5. The method for recovering and preparing lithium iron phosphate from a lithium ion battery according to claim 1, wherein in the step S3, the alkali solution is one or more of a NaOH solution, a KOH solution and ammonia water, the alkali concentration in the alkali solution is 0.1-5 mol/L, and the phosphoric acid concentration is 1-3 mol/L.

6. The method for recovering and preparing lithium iron phosphate from a lithium ion battery according to claim 1, wherein in the step S3, the molar ratio of aluminum element to iron element in the ferric phosphate precipitate is 0.1-10: 100.

7. The method of claim 1, wherein in S4, the lithium source is one or more of lithium carbonate, lithium hydroxide, lithium acetate, lithium oxalate, lithium phosphate, and lithium dihydrogen phosphate.

8. The method for recovering and preparing lithium iron phosphate from a lithium ion battery according to claim 1, wherein in the step S4, the mass ratio of lithium in the lithium source to iron in the precursor is 1.05-1.15: 1.

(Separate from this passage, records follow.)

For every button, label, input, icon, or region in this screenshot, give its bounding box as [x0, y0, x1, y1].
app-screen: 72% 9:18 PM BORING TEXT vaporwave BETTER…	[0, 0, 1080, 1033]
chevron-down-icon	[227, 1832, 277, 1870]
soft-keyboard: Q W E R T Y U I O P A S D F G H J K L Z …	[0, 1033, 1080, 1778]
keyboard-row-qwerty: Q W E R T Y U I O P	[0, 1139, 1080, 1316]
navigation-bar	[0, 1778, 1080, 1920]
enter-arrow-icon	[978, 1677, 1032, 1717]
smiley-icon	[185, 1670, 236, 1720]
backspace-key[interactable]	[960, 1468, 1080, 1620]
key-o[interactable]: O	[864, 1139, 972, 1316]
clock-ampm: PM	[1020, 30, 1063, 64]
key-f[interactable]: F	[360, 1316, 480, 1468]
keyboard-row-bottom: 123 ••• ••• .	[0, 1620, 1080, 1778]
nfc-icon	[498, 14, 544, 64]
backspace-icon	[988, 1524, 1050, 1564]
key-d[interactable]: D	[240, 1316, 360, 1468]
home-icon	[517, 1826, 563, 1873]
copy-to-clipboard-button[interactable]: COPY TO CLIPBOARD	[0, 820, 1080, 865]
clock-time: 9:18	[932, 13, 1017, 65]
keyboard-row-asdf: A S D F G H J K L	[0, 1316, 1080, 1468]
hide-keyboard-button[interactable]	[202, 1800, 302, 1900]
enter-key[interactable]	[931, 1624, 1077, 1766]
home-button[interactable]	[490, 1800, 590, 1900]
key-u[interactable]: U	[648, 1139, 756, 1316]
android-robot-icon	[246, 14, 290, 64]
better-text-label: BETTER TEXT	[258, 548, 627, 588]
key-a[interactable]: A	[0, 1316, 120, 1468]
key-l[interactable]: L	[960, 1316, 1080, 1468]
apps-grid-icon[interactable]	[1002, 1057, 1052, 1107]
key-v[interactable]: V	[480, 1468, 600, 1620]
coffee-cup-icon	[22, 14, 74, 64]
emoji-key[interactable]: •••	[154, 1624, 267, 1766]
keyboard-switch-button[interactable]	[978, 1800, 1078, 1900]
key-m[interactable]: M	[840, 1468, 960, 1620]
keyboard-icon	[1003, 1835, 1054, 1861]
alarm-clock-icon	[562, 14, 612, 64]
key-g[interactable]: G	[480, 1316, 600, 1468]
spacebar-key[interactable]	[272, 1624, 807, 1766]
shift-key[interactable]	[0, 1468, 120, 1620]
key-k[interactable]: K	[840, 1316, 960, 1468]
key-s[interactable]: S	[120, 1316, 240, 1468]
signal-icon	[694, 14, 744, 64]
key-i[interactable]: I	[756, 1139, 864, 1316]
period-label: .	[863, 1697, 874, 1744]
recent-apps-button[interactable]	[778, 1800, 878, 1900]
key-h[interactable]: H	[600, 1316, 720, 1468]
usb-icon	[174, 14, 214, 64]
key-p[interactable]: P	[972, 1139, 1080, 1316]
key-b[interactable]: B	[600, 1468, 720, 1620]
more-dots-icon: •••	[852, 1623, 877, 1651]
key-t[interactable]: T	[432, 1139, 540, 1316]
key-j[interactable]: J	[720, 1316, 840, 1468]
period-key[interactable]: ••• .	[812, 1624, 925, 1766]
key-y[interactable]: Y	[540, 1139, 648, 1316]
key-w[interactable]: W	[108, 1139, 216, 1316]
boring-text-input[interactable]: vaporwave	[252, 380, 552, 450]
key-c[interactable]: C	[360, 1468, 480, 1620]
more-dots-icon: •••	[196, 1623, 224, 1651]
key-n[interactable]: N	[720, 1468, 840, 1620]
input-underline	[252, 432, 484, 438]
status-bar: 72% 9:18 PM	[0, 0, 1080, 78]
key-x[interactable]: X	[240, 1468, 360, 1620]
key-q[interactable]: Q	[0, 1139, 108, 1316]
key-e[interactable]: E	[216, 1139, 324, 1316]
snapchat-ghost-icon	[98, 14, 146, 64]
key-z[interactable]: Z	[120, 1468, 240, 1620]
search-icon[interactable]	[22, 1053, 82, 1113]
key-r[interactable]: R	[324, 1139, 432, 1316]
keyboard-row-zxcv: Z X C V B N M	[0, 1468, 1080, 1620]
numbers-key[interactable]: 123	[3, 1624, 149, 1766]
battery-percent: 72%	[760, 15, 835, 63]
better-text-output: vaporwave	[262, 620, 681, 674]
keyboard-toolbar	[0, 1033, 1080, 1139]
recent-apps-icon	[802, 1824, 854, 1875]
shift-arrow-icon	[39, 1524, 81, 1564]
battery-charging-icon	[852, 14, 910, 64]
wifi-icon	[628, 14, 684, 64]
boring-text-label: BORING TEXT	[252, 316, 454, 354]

9. The method for recovering and preparing lithium iron phosphate from the lithium ion battery according to claim 1, wherein in S5, the carbon source is one or more of graphite, conductive carbon, acetylene black, conductive carbon black, carbon fibers, carbon nanotubes, carbon nanospheres, glucose, cellulose, sucrose, fructose and phenolic resin, and the mass ratio of the carbon source to the mixture is 0.005: 1-0.2: 1.

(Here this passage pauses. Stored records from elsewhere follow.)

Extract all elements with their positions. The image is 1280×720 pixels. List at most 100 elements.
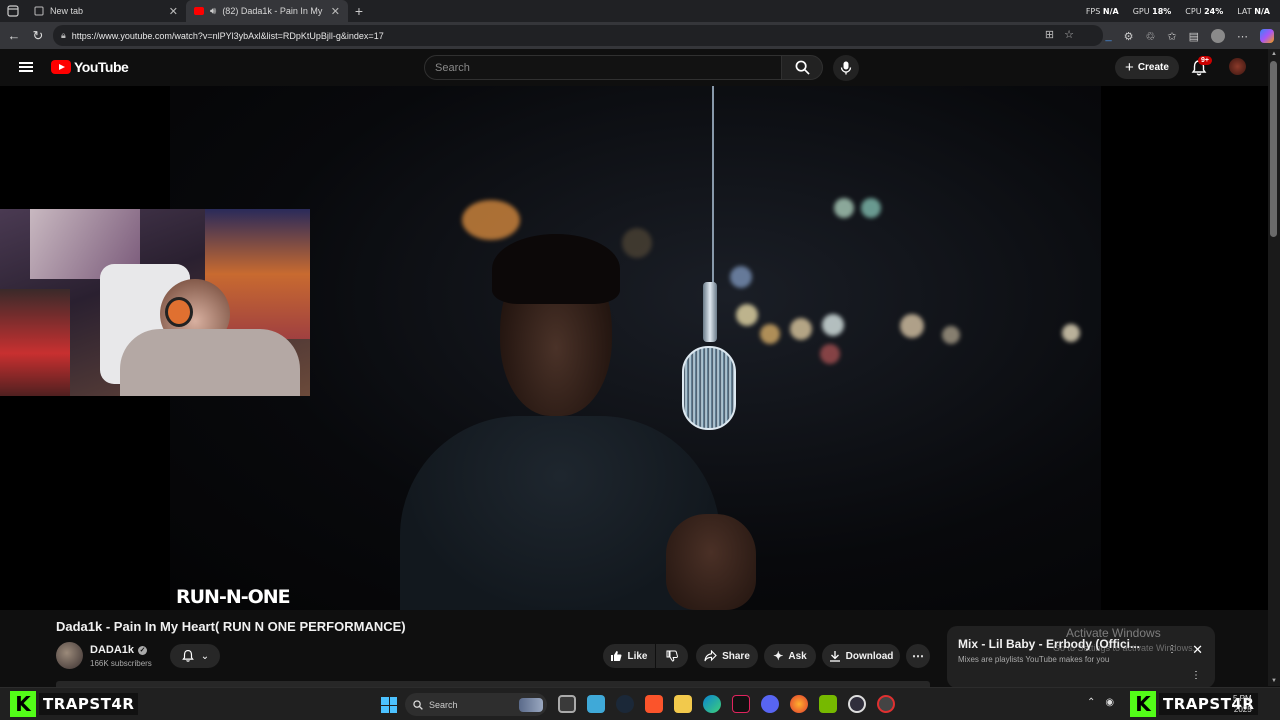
close-tab-icon[interactable]: ✕ xyxy=(169,5,178,18)
favorites-icon[interactable]: ✩ xyxy=(1167,30,1176,43)
obs-icon[interactable] xyxy=(848,695,866,713)
address-bar-actions: ⊞ ☆ xyxy=(1045,28,1074,41)
bokeh-light xyxy=(822,314,844,336)
more-options-icon[interactable]: ⋯ xyxy=(1237,30,1248,43)
microphone-icon xyxy=(840,61,852,75)
favorite-star-icon[interactable]: ☆ xyxy=(1064,28,1074,41)
lock-icon[interactable]: 🔒︎ xyxy=(61,30,66,41)
taskbar-clock[interactable]: 5 PM 2025 xyxy=(1233,693,1252,715)
steam-icon[interactable] xyxy=(616,695,634,713)
dislike-button[interactable] xyxy=(656,644,688,668)
bell-icon xyxy=(181,649,194,662)
minimize-icon[interactable]: _ xyxy=(1106,30,1112,42)
download-button[interactable]: Download xyxy=(822,644,900,668)
share-icon xyxy=(704,650,717,662)
clock-time: 5 PM xyxy=(1233,694,1252,703)
browser-essentials-icon[interactable]: ♲ xyxy=(1146,30,1156,43)
subscribed-notifications-button[interactable]: ⌄ xyxy=(170,644,220,668)
windows-taskbar: K TRAPST4R Search ⌃ ◉ K TRAPST4R 5 PM 20… xyxy=(0,687,1280,720)
lat-value: N/A xyxy=(1254,6,1270,16)
firefox-icon[interactable] xyxy=(790,695,808,713)
more-actions-button[interactable]: ⋯ xyxy=(906,644,930,668)
share-label: Share xyxy=(722,650,750,662)
streaming-app-icon[interactable] xyxy=(877,695,895,713)
back-icon[interactable]: ← xyxy=(2,24,26,48)
microphone-stand xyxy=(703,282,717,342)
bokeh-light xyxy=(730,266,752,288)
url-text: https://www.youtube.com/watch?v=nlPYl3yb… xyxy=(71,30,384,41)
kick-logo-icon: K xyxy=(10,691,36,717)
lat-label: LAT xyxy=(1237,6,1252,16)
steam-tray-icon[interactable]: ◉ xyxy=(1105,697,1114,708)
share-button[interactable]: Share xyxy=(696,644,758,668)
microphone-cable xyxy=(712,86,714,286)
page-scrollbar[interactable]: ▲ ▼ xyxy=(1268,49,1280,686)
scroll-up-icon[interactable]: ▲ xyxy=(1271,51,1277,57)
mix-subtitle: Mixes are playlists YouTube makes for yo… xyxy=(958,655,1110,664)
webcam-overlay xyxy=(0,209,310,396)
tab-actions-icon[interactable] xyxy=(0,0,26,22)
new-tab-button[interactable]: + xyxy=(348,3,370,19)
streamer-hoodie xyxy=(120,329,300,396)
gpu-label: GPU xyxy=(1132,6,1150,16)
discord-icon[interactable] xyxy=(761,695,779,713)
extension-icon[interactable]: ⚙ xyxy=(1124,30,1134,43)
nvidia-icon[interactable] xyxy=(819,695,837,713)
task-view-icon[interactable] xyxy=(558,695,576,713)
system-tray: ⌃ ◉ xyxy=(1087,697,1114,708)
edge-icon[interactable] xyxy=(703,695,721,713)
search-button[interactable] xyxy=(781,55,823,80)
bokeh-light xyxy=(1062,324,1080,342)
search-input[interactable]: Search xyxy=(424,55,782,80)
stream-brand-left: K TRAPST4R xyxy=(10,690,139,718)
brave-icon[interactable] xyxy=(645,695,663,713)
close-tab-icon[interactable]: ✕ xyxy=(331,5,340,18)
kick-logo-icon: K xyxy=(1130,691,1156,717)
bokeh-light xyxy=(736,304,758,326)
thumbs-up-icon xyxy=(611,651,622,661)
fps-label: FPS xyxy=(1085,6,1101,16)
channel-name-row[interactable]: DADA1k ✓ xyxy=(90,644,148,656)
activate-windows-subtitle: Go to Settings to activate Windows. xyxy=(1053,643,1196,653)
profile-avatar[interactable] xyxy=(1211,29,1225,43)
like-button[interactable]: Like xyxy=(603,644,655,668)
plus-icon: + xyxy=(1125,59,1134,76)
performer-hair xyxy=(492,234,620,304)
notepad-icon[interactable] xyxy=(587,695,605,713)
address-bar[interactable]: 🔒︎ https://www.youtube.com/watch?v=nlPYl… xyxy=(53,25,1103,46)
collections-icon[interactable]: ▤ xyxy=(1189,30,1199,43)
video-watermark-text: RUN-N-ONE xyxy=(176,586,291,608)
file-explorer-icon[interactable] xyxy=(674,695,692,713)
scrollbar-thumb[interactable] xyxy=(1270,61,1277,237)
tiktok-icon[interactable] xyxy=(732,695,750,713)
fps-value: N/A xyxy=(1102,6,1119,16)
bokeh-light xyxy=(861,198,881,218)
gpu-value: 18 xyxy=(1152,6,1164,16)
search-icon xyxy=(413,699,423,710)
channel-avatar[interactable] xyxy=(56,642,83,669)
channel-name: DADA1k xyxy=(90,644,135,656)
voice-search-button[interactable] xyxy=(833,55,859,81)
refresh-icon[interactable]: ↻ xyxy=(26,24,50,48)
video-player[interactable]: RUN-N-ONE xyxy=(0,86,1268,610)
tab-youtube[interactable]: 🔊︎ (82) Dada1k - Pain In My Hea ✕ xyxy=(186,0,348,22)
account-avatar[interactable] xyxy=(1229,58,1246,75)
ask-button[interactable]: ✦ Ask xyxy=(764,644,816,668)
taskbar-search[interactable]: Search xyxy=(405,693,547,716)
verified-icon: ✓ xyxy=(138,645,148,655)
create-button[interactable]: + Create xyxy=(1115,56,1179,79)
windows-start-icon[interactable] xyxy=(381,697,397,713)
tab-title: (82) Dada1k - Pain In My Hea xyxy=(222,6,324,16)
youtube-masthead: YouTube Search + Create 9+ xyxy=(0,49,1268,86)
more-vertical-icon[interactable]: ⋮ xyxy=(1191,670,1201,681)
copilot-icon[interactable] xyxy=(1260,29,1274,43)
youtube-play-icon xyxy=(51,60,71,74)
brand-name: TRAPST4R xyxy=(39,693,139,715)
tab-new-tab[interactable]: New tab ✕ xyxy=(26,0,186,22)
menu-icon[interactable] xyxy=(19,60,33,74)
speaker-icon[interactable]: 🔊︎ xyxy=(210,6,216,17)
youtube-logo[interactable]: YouTube xyxy=(51,59,129,75)
scroll-down-icon[interactable]: ▼ xyxy=(1271,678,1277,684)
app-available-icon[interactable]: ⊞ xyxy=(1045,28,1054,41)
chevron-up-icon[interactable]: ⌃ xyxy=(1087,697,1095,708)
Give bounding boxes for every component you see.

10. The method for recovering and preparing lithium iron phosphate from a lithium ion battery according to claim 1, wherein in the step S5, the sintering temperature is 600-850 ℃, the sintering time is 8-12 h, the inert gas is argon or a hydrogen-argon mixture, and hydrogen in the hydrogen-argon mixture accounts for 1-10% of the total volume of the hydrogen-argon mixture.